Pertemuan antara Ketua Umum GMRI dan Ignatius Kardinal Suharyo berlangsung sejak pukul 09.30 hingga 12.30 membicarakan tentang banyak hal, termasuk program super prioritas Presiden mengenai wisata budaya religius untuk Candi Brobudur dengan mendatangkan Bhiku dari seluruh dunia, sehingga Brobudur menjadi salah satu pusat peradaban dunia.

Menurut Kardinal, mengutip pendapat para peneliti kelas dunia, bangsa Indonesia cukup memiliki modal sosial sebagai negara dalam urutan pertama dari 146 negara yang memiliki sikap suka memberi atau menolong, dan nomor enam dari 167 negara di dunia yang memiliki modal sosial terbesar di dunia.

Karenanya, lanjut Kardinal, bangsa Indonesia harus merawat sikap dan sifat gotong royong yang telah menjadi tradisi maupun budaya suku bangsa kita, karena persatuan bangsa-bangsa di dunia pun dapat dipersatukan melalui perekat nilai-nilai spiritual.

"Konsep tentang Sang Khalik, makhluk dan akhlak yang telah digradasi oleh ketamakan manusia sebagai makhluk yang membajak peran Tuhan, yaitu Sang Khalik, dalam bersikap dan bertindak, harus dapat dikembalikan pada fitrahnya semula," jelas Kardinal.

Ditegaskannya, penyembahan terhadap berbagai bentuk berhala juga sangat ditentang oleh Katolik seperti yang dilakukan oleh banyak orang sekarang. Meski bentuk berhalanya sekarang berupa uang atau harta benda serta kekuasaan.

"Pemberhalaan terhadap harta benda dan kekayaaan itu merupakan bentuk dari kerakusan dan ketamakan manusia yang tidak berakhlak. Sehingga manusia Indonesia sebagai makhluk ciptaan Tuhan ingin juga berperan sebagai Tuhan," tandas Kardinal.

Persahabatan Eko Sriyanto Gangendu dengan Ignatius Kardinal Suharyo sudah terjalin sejak 20 tahun silam, saat Kardinal masih menjadi Uskup Agung di Semarang. Eko ketika itu pun sedang menjabat Ketua Lintas Agama-agama di Solo. Sehingga kerap menyelenggarakan diskusi maupun seminar kebudayaan atas nama Kraton Surakarta. Dan bersama Gus Dur yang sebagai Sentono Dalem acap bertandang ke Uskup Agung Semarang yang saat itu dijabat oleh Mgr Suharyo.

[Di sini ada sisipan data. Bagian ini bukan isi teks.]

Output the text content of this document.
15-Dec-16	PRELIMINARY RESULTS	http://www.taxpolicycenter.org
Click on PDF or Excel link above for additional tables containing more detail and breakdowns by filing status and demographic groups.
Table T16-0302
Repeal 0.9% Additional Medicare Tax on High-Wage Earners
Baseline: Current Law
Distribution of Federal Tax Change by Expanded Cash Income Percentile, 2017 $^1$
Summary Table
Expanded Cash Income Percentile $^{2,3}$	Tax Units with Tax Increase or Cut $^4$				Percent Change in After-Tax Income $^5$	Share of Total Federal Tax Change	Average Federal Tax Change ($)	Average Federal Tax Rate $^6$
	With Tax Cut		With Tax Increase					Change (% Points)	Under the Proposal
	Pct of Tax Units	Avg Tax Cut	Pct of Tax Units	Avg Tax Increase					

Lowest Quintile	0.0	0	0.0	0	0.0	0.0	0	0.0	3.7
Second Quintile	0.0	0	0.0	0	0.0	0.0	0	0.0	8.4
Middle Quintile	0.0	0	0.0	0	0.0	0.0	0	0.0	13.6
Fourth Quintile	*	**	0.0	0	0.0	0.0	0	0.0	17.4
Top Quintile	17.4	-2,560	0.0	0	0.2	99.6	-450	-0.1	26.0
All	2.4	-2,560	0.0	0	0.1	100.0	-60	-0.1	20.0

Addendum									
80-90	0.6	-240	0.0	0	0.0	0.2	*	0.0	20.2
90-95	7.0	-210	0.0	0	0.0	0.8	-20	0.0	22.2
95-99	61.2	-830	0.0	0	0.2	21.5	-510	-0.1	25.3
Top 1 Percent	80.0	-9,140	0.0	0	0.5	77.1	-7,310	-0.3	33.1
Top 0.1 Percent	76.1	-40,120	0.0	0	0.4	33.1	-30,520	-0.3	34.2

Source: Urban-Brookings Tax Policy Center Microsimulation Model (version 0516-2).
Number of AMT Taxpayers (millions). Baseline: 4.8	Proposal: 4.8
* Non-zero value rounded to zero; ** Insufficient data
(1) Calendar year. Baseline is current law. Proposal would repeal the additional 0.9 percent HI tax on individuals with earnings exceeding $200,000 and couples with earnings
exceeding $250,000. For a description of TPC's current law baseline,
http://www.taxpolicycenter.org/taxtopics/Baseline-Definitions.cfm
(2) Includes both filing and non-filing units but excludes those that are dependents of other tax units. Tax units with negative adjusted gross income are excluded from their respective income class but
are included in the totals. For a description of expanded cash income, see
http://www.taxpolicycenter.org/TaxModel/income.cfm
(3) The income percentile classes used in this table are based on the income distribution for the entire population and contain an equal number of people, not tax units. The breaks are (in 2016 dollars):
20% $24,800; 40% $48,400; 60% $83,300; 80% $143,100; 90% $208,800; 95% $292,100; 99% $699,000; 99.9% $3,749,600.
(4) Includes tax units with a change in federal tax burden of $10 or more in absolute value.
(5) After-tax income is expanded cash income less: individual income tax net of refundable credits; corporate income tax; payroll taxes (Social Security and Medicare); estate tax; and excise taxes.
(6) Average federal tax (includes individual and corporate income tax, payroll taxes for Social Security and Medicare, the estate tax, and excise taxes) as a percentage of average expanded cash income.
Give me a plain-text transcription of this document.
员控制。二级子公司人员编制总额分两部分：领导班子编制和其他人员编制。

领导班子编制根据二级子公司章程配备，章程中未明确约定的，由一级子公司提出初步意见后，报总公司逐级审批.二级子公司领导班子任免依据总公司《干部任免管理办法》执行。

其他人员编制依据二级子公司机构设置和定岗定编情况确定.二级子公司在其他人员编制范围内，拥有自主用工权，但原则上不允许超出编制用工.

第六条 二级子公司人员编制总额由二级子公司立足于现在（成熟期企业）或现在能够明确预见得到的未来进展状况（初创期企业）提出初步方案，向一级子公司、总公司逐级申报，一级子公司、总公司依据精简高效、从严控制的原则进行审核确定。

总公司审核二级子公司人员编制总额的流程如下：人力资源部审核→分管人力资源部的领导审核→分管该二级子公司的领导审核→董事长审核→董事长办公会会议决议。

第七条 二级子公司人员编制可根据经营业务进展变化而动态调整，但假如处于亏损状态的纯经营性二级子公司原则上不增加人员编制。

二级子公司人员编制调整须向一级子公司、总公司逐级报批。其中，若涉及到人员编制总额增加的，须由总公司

Pernyataan sikap dukungan terhadap Eko agar berani berada di garis terdepan telah diberikan oleh Kardinal sejak perkenalan mereka pada 20 tahun silam. Kali ini diulang kembali secara lebih tegas dalam bentuk tertulis berupa surat tulisan tangan lengkap berlogo Katedral, tempat kediaman Ignatius Kardinal Suharyo yang ditempati sekarang.

Cita-cita umat Katolik Indonesia, papar Ignatius Kardinal Suharyo, sungguh sangat mendukung sepenuh hati cita-cita NKRI, sehingga hampir di semua lini ada tokoh Katolik yang tampil sebagai pejuang kemerdekaan Republik Indonesia. Di antara para tokoh itu seperti Suryopranoto (dalam bidang agama dan pendidikan), Kasimo, Adi Sucipto (Angkatan Udara), Yos Sudarso (Angkaran Laut), KS Tubun (Kepolisian). Jadi cukup lengkap dalam upaya ikut merawat tanah air Indonesia.

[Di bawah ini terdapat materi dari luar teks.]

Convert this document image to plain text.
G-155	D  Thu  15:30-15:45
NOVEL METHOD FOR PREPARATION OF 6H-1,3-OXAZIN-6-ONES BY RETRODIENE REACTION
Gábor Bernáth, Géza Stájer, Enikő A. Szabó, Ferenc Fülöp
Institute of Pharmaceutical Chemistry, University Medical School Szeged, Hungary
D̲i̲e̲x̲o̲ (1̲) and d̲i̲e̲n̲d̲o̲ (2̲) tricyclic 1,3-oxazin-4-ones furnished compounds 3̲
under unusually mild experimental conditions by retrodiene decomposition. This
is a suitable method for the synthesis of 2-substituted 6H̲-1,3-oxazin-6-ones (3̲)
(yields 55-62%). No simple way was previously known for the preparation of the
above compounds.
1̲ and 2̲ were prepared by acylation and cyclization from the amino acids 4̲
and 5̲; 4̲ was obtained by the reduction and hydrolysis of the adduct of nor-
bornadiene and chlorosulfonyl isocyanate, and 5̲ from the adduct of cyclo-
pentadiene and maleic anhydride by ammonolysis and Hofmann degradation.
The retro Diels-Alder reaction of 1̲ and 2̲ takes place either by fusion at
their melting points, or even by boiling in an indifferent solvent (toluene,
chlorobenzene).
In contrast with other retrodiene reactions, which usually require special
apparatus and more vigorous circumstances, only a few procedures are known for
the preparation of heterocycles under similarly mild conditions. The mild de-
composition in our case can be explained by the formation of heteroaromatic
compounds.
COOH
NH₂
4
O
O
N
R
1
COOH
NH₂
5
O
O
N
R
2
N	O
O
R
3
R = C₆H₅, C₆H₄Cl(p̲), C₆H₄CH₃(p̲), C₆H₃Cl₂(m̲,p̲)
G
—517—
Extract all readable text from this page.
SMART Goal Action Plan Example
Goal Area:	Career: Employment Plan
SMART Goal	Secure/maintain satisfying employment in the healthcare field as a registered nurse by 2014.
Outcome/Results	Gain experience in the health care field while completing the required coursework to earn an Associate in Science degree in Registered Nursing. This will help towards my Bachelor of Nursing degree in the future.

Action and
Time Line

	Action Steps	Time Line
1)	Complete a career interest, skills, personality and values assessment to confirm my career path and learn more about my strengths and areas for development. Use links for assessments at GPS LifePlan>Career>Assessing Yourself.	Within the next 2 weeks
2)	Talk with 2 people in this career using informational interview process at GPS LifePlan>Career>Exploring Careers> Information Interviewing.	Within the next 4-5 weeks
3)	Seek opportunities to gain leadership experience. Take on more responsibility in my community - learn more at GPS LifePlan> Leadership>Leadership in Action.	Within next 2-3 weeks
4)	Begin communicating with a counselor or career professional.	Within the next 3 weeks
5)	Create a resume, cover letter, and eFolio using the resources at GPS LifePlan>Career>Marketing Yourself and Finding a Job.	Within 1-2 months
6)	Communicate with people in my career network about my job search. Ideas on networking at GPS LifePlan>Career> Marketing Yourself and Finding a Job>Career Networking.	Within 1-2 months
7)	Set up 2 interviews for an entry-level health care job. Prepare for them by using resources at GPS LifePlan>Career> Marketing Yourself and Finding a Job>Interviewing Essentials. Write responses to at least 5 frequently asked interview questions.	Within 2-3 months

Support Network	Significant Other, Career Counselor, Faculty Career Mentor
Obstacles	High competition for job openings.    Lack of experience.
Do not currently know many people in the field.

Seperti Christiani itu, Katolik pun ingin melakukan pembebasan dari penindasan. Jadi sikap spiritual bangsa Indonesia jelas dalam perjuangan yang dilakukan untuk bangsa dan negara Indonesia ingin membangun peradaban manusia di masa depan yang kebih baik.

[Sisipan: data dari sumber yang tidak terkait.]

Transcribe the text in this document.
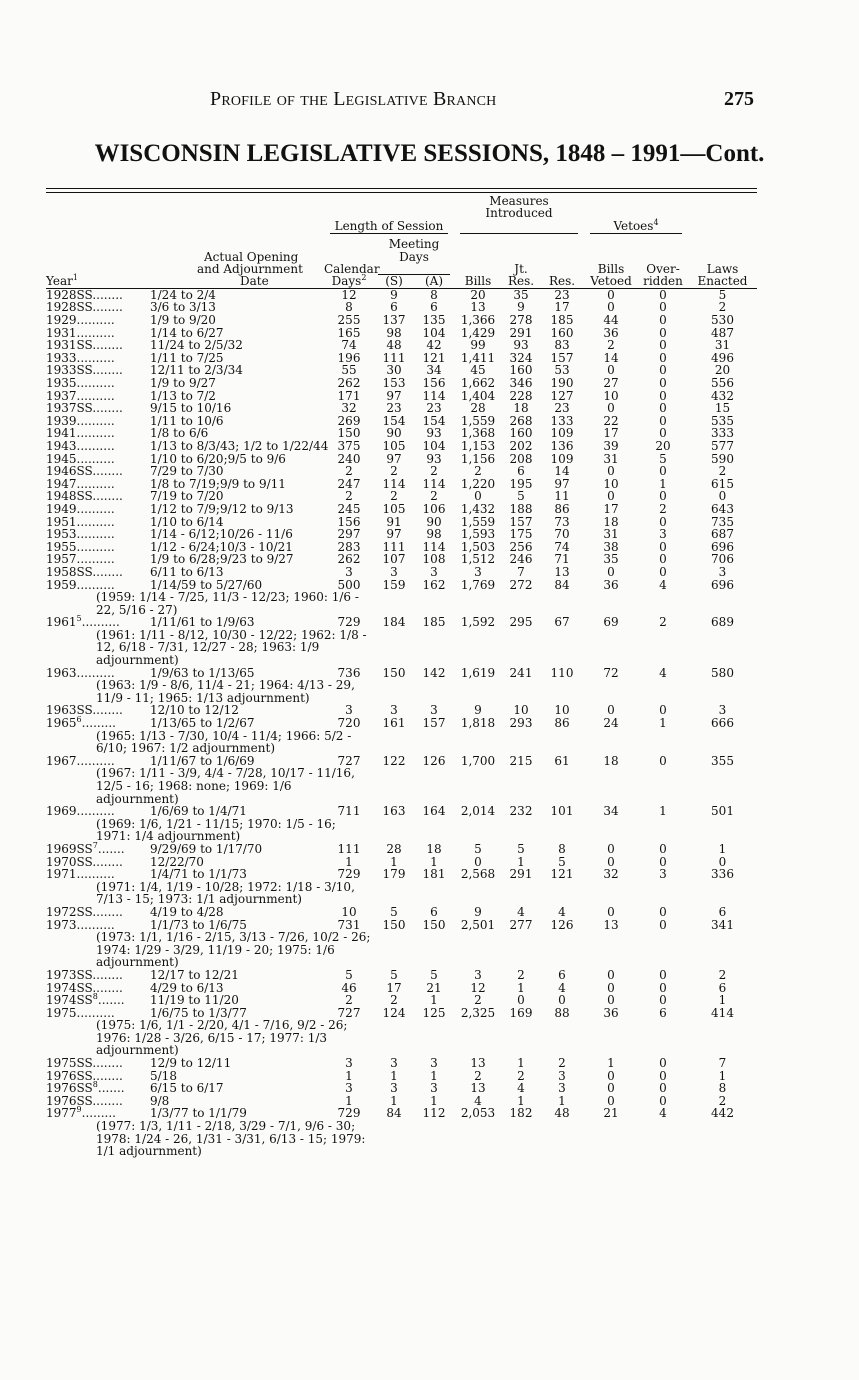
Profile of the Legislative Branch	275
WISCONSIN LEGISLATIVE SESSIONS, 1848 – 1991—Cont.
					Measures Introduced					

		Length of Session						Vetoes$^4$

	Actual Opening		Meeting Days							
	and Adjournment	Calendar				Jt.		Bills	Over-	Laws
Year$^1$	Date	Days$^2$	(S)	(A)	Bills	Res.	Res.	Vetoed	ridden	Enacted
1928SS........	1/24 to 2/4	12	9	8	20	35	23	0	0	5
1928SS........	3/6 to 3/13	8	6	6	13	9	17	0	0	2
1929..........	1/9 to 9/20	255	137	135	1,366	278	185	44	0	530
1931..........	1/14 to 6/27	165	98	104	1,429	291	160	36	0	487
1931SS........	11/24 to 2/5/32	74	48	42	99	93	83	2	0	31
1933..........	1/11 to 7/25	196	111	121	1,411	324	157	14	0	496
1933SS........	12/11 to 2/3/34	55	30	34	45	160	53	0	0	20
1935..........	1/9 to 9/27	262	153	156	1,662	346	190	27	0	556
1937..........	1/13 to 7/2	171	97	114	1,404	228	127	10	0	432
1937SS........	9/15 to 10/16	32	23	23	28	18	23	0	0	15
1939..........	1/11 to 10/6	269	154	154	1,559	268	133	22	0	535
1941..........	1/8 to 6/6	150	90	93	1,368	160	109	17	0	333
1943..........	1/13 to 8/3/43; 1/2 to 1/22/44	375	105	104	1,153	202	136	39	20	577
1945..........	1/10 to 6/20;9/5 to 9/6	240	97	93	1,156	208	109	31	5	590
1946SS........	7/29 to 7/30	2	2	2	2	6	14	0	0	2
1947..........	1/8 to 7/19;9/9 to 9/11	247	114	114	1,220	195	97	10	1	615
1948SS........	7/19 to 7/20	2	2	2	0	5	11	0	0	0
1949..........	1/12 to 7/9;9/12 to 9/13	245	105	106	1,432	188	86	17	2	643
1951..........	1/10 to 6/14	156	91	90	1,559	157	73	18	0	735
1953..........	1/14 - 6/12;10/26 - 11/6	297	97	98	1,593	175	70	31	3	687
1955..........	1/12 - 6/24;10/3 - 10/21	283	111	114	1,503	256	74	38	0	696
1957..........	1/9 to 6/28;9/23 to 9/27	262	107	108	1,512	246	71	35	0	706
1958SS........	6/11 to 6/13	3	3	3	3	7	13	0	0	3
1959..........	1/14/59 to 5/27/60	500	159	162	1,769	272	84	36	4	696
(1959: 1/14 - 7/25, 11/3 - 12/23; 1960: 1/6 - 22, 5/16 - 27)										
1961$^5$..........	1/11/61 to 1/9/63	729	184	185	1,592	295	67	69	2	689
(1961: 1/11 - 8/12, 10/30 - 12/22; 1962: 1/8 - 12, 6/18 - 7/31, 12/27 - 28; 1963: 1/9 adjournment)										
1963..........	1/9/63 to 1/13/65	736	150	142	1,619	241	110	72	4	580
(1963: 1/9 - 8/6, 11/4 - 21; 1964: 4/13 - 29, 11/9 - 11; 1965: 1/13 adjournment)										
1963SS........	12/10 to 12/12	3	3	3	9	10	10	0	0	3
1965$^6$.........	1/13/65 to 1/2/67	720	161	157	1,818	293	86	24	1	666
(1965: 1/13 - 7/30, 10/4 - 11/4; 1966: 5/2 - 6/10; 1967: 1/2 adjournment)										
1967..........	1/11/67 to 1/6/69	727	122	126	1,700	215	61	18	0	355
(1967: 1/11 - 3/9, 4/4 - 7/28, 10/17 - 11/16, 12/5 - 16; 1968: none; 1969: 1/6 adjournment)										
1969..........	1/6/69 to 1/4/71	711	163	164	2,014	232	101	34	1	501
(1969: 1/6, 1/21 - 11/15; 1970: 1/5 - 16; 1971: 1/4 adjournment)										
$1969SS^7$.......	9/29/69 to 1/17/70	111	28	18	5	5	8	0	0	1
1970SS........	12/22/70	1	1	1	0	1	5	0	0	0
1971..........	1/4/71 to 1/1/73	729	179	181	2,568	291	121	32	3	336
(1971: 1/4, 1/19 - 10/28; 1972: 1/18 - 3/10, 7/13 - 15; 1973: 1/1 adjournment)										
1972SS........	4/19 to 4/28	10	5	6	9	4	4	0	0	6
1973..........	1/1/73 to 1/6/75	731	150	150	2,501	277	126	13	0	341
(1973: 1/1, 1/16 - 2/15, 3/13 - 7/26, 10/2 - 26; 1974: 1/29 - 3/29, 11/19 - 20; 1975: 1/6 adjournment)										
1973SS........	12/17 to 12/21	5	5	5	3	2	6	0	0	2
1974SS........	4/29 to 6/13	46	17	21	12	1	4	0	0	6
$1974SS^8$.......	11/19 to 11/20	2	2	1	2	0	0	0	0	1
1975..........	1/6/75 to 1/3/77	727	124	125	2,325	169	88	36	6	414
(1975: 1/6, 1/1 - 2/20, 4/1 - 7/16, 9/2 - 26; 1976: 1/28 - 3/26, 6/15 - 17; 1977: 1/3 adjournment)										
1975SS........	12/9 to 12/11	3	3	3	13	1	2	1	0	7
1976SS........	5/18	1	1	1	2	2	3	0	0	1
$1976SS^8$.......	6/15 to 6/17	3	3	3	13	4	3	0	0	8
1976SS........	9/8	1	1	1	4	1	1	0	0	2
1977$^9$.........	1/3/77 to 1/1/79	729	84	112	2,053	182	48	21	4	442
(1977: 1/3, 1/11 - 2/18, 3/29 - 7/1, 9/6 - 30; 1978: 1/24 - 26, 1/31 - 3/31, 6/13 - 15; 1979: 1/1 adjournment)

"Pada intinya, saya mendukung 100 persen perjuanganGMRI. Tugas GMRI yang terberat adalah mengembalikan fitrah manusia Indonesia sebagai makhluk Tuhan. Karena manusia bukan Tuhan, tapi sekadar makhluk ciptaan-Nya belaka. Maka itu agama jangan sampai kehilangan nilai-nilai spiritualitasnya," kata Ignatius Kardinal Suharyo berpesan kepada GMRI.

Segenap pesan Kardinal itu bisa dipahami oleh Eko yang acap mengungkapkan dalam istilah "Orang Jawa kehilangan Jawanya". Artinya, sikap dan sifat keagungan dan kearifan serta sifat rendah hati dan sangat penuh tenggang rasa.